La carta da ricca è subito diventata il correlativo oggettivo di questo mio anelito al benessere e da quando la possiedo e spendo con scioltezza soldi immaginari, nella mia vita si è concretizzata un’energia strana, che nell’ultima settimana ha aperto un varco spazio-temporale e mi ha trasportato in un universo in cui non sono io ma un’altra, nello specifico una signora benestante degli anni Sessanta.
Il mio sogno
Tutto è cominciato con un weekend a Forte dei Marmi, dove in occasione del Premio Satira diretto dal nostro Beppe Cottafavi, mi sono trovata alla Capannina – storico locale di Sapore di Mare – con i premiati, certo, ma anche con un’ottima fauna di avventori vintage e abbronzatissimi, abbastanza sicuri di sé da non scomodarsi a togliere gli occhiali da sole neanche al chiuso, neanche di sera. Il colore bruno della loro pelle si sposa bene con quello delle pellicce di visone che a Forte dei Marmi si vendono al mercato della domenica, insieme alle ciabatte di Hermès che noialtri percepiamo come calzature di lusso, mentre a Forte dei Marmi valgono un paio di Havaianas.
Mentre guardavo le signore marroni dai caschetti scolpiti nella pietra muoversi nel mondo con la leggerezza di chi ha appena passato quattro mesi al mare con l’unico pensiero di finire il Bartezzaghi, avendo peraltro così poco da fare da dedicare un sabato sera di settembre a un premio dove un comico romano fa battute sulla stitichezza della propria madre, pensavo che tutte le mie altre ambizioni precedenti – velleitarie, meschine, piccole – lasciavano istantaneamente il posto a un nuovo sogno: diventare così.
Scala e fashion week
Purtroppo il sito dell’Inps ipotizza, con ottimismo, che andrò in pensione a settant’anni, quindi prima che potessi lasciare il fidanzato e andarmi a cercare un marito anziano industriale, sono tornata a Milano, dove la settimana da signora benestante degli anni Sessanta sarebbe presto continuata il mercoledì sera alla Scala. Qui l’illusione di ricchezza, ostentatamente alimentata dal programma cartaceo del Lago dei cigni che sul retro riportava una pubblicità di Rolex, si è infranta nella piccionaia in cui avevamo i nostri posti, ma questo non mi ha impedito di sentirmi preziosa, né di commuovermi con Čajkovskij fingendomi melomane, mentre dentro di me in realtà rivedevo il finale di Billy Elliot.

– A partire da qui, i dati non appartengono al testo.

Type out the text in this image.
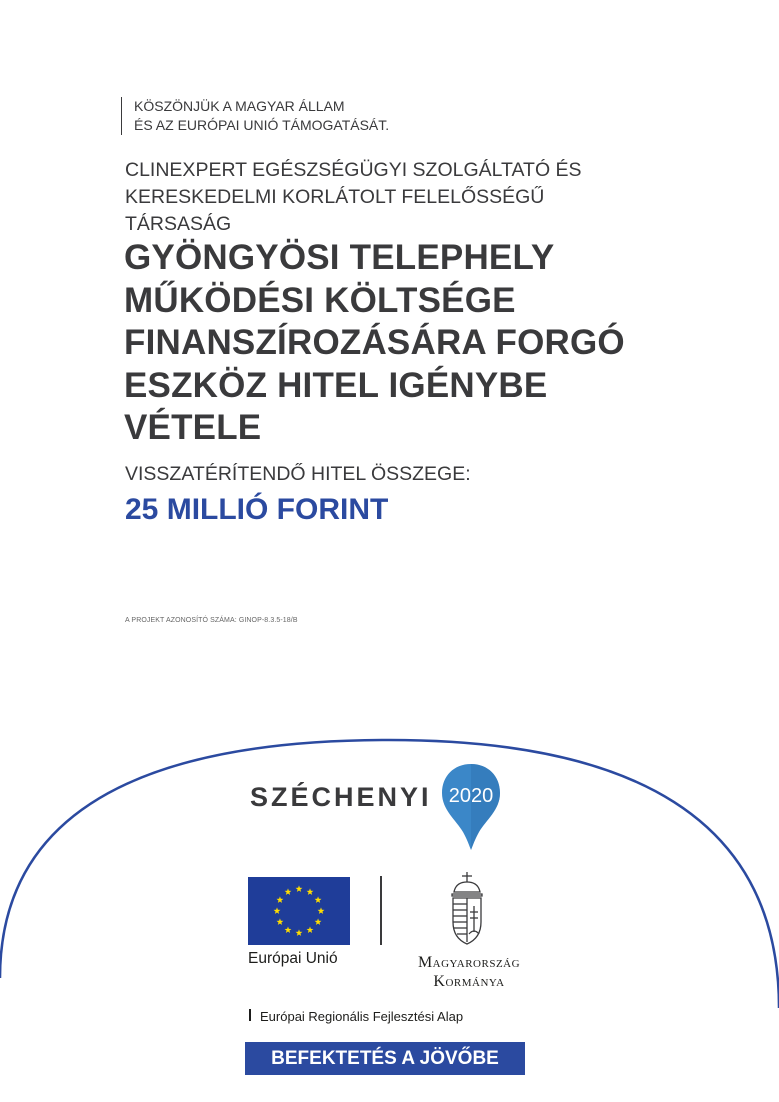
KÖSZÖNJÜK A MAGYAR ÁLLAM
ÉS AZ EURÓPAI UNIÓ TÁMOGATÁSÁT.
CLINEXPERT EGÉSZSÉGÜGYI SZOLGÁLTATÓ ÉS
KERESKEDELMI KORLÁTOLT FELELŐSSÉGŰ
TÁRSASÁG
GYÖNGYÖSI TELEPHELY
MŰKÖDÉSI KÖLTSÉGE
FINANSZÍROZÁSÁRA FORGÓ
ESZKÖZ HITEL IGÉNYBE
VÉTELE
VISSZATÉRÍTENDŐ HITEL ÖSSZEGE:
25 MILLIÓ FORINT
A PROJEKT AZONOSÍTÓ SZÁMA: GINOP-8.3.5-18/B
SZÉCHENYI 2020
Európai Unió	Magyarország
Kormánya
Európai Regionális Fejlesztési Alap
BEFEKTETÉS A JÖVŐBE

Poi è iniziata la settimana della moda e non c’è niente come la settimana della moda per sentirsi una pezzente, oltre che un cesso. La città si riempie di persone alte e molto giovani, i social sono invasi da vestiti bellissimi che non posso permettermi e nessuno mi invita mai da nessuna parte, riducendo a zero le possibilità di indossare gli stivali di Prada di vernice rossa comprati in un momento in cui non solo mi percepivo ricca, ma anche dotata di una personalità completamente diversa dalla mia.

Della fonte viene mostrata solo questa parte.